Wellman continued to have success with exhibitions in the 2000s at the Kenkeleba House in New York City, the National Museums of Kenya, Dillard University, North Carolina A&T State University, the New Door Creative Gallery in Baltimore, the University of Arkansas, and the U.S. embassy in Georgetown, Guyana. Her solo exhibition at the Kenkeleba House in 2004 was reviewed by The New York Times. Journalist Grace Glueck wrote Wellman's "paintings, drawings and monotypes are lighthearted but mystical compositions in which layered geometric shapes and fragments interact on grounds of translucent color" and that her art "speaks a language we can't fathom, but there's substance to it."

In a review of her exhibition at the New Door Creative Gallery, journalist Glenn McNatt wrote about Wellman's fascination with numbers: "What impressed Wellman as a youngster was the fervent belief on the part of many of her neighbors that the astronomical odds against winning could be beaten (or at least lowered significantly) by paying close attention to random sequences of digits encountered in daily life -- phone numbers, birthdays, license plates, the due dates on electricity bills and the like."

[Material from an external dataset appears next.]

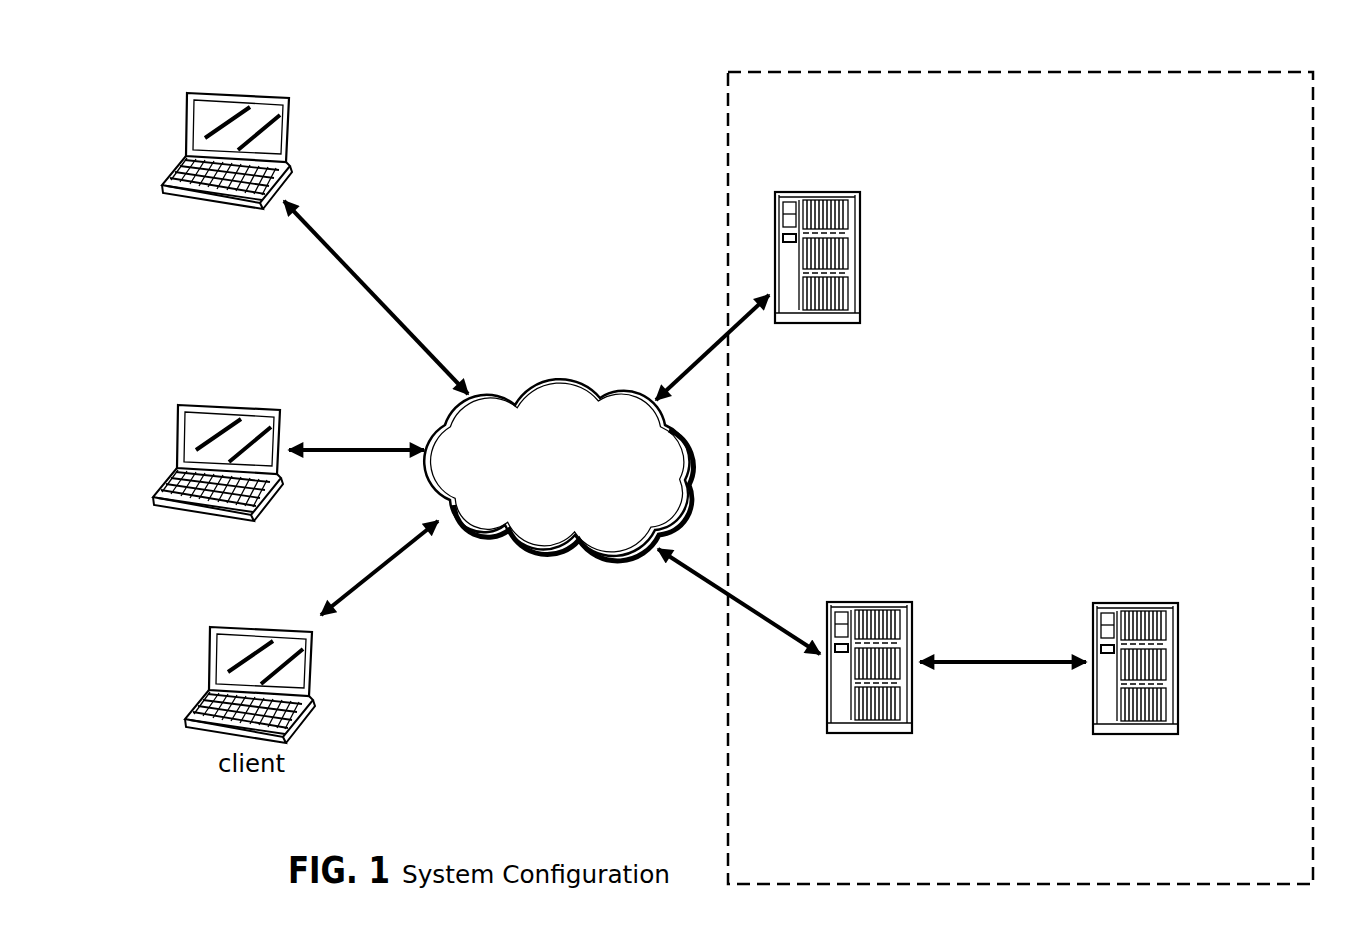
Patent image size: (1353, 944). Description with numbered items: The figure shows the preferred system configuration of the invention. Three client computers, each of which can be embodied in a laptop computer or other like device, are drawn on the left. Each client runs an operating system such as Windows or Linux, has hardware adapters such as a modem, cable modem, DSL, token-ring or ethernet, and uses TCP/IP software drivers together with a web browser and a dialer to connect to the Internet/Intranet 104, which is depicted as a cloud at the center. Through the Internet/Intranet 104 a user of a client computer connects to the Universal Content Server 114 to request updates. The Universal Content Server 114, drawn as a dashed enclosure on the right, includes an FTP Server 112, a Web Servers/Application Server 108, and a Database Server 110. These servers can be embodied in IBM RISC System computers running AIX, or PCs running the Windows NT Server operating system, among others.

In the 2010s, Wellman's group and solo exhibitions continued. Local museums that hosted exhibitions include the Kreeger Museum, the Heurich House Museum, and the Katzen Arts Center. Elsewhere, they took place at the Kenkeleba House, New Door Creative Gallery, the Erie Canal Museum, the Harmony Hall Arts Center in Baltimore, the State University of New York at Geneseo, and the Columbus Museum. In a review in The Washington Post, Mark Jenkins called Wellman's works "dense with references" and noted how her paintings were "elaborately textured."

Her first exhibition in the 2020s took place at the Foundry Gallery in Washington, D.C., and was an homage to Edward Clark, one of her many mentors throughout her life. Additional exhibitions took place at the Featherstone Center for the Arts in Massachusetts, The Phillips Collection, and the Georgia Museum of Art.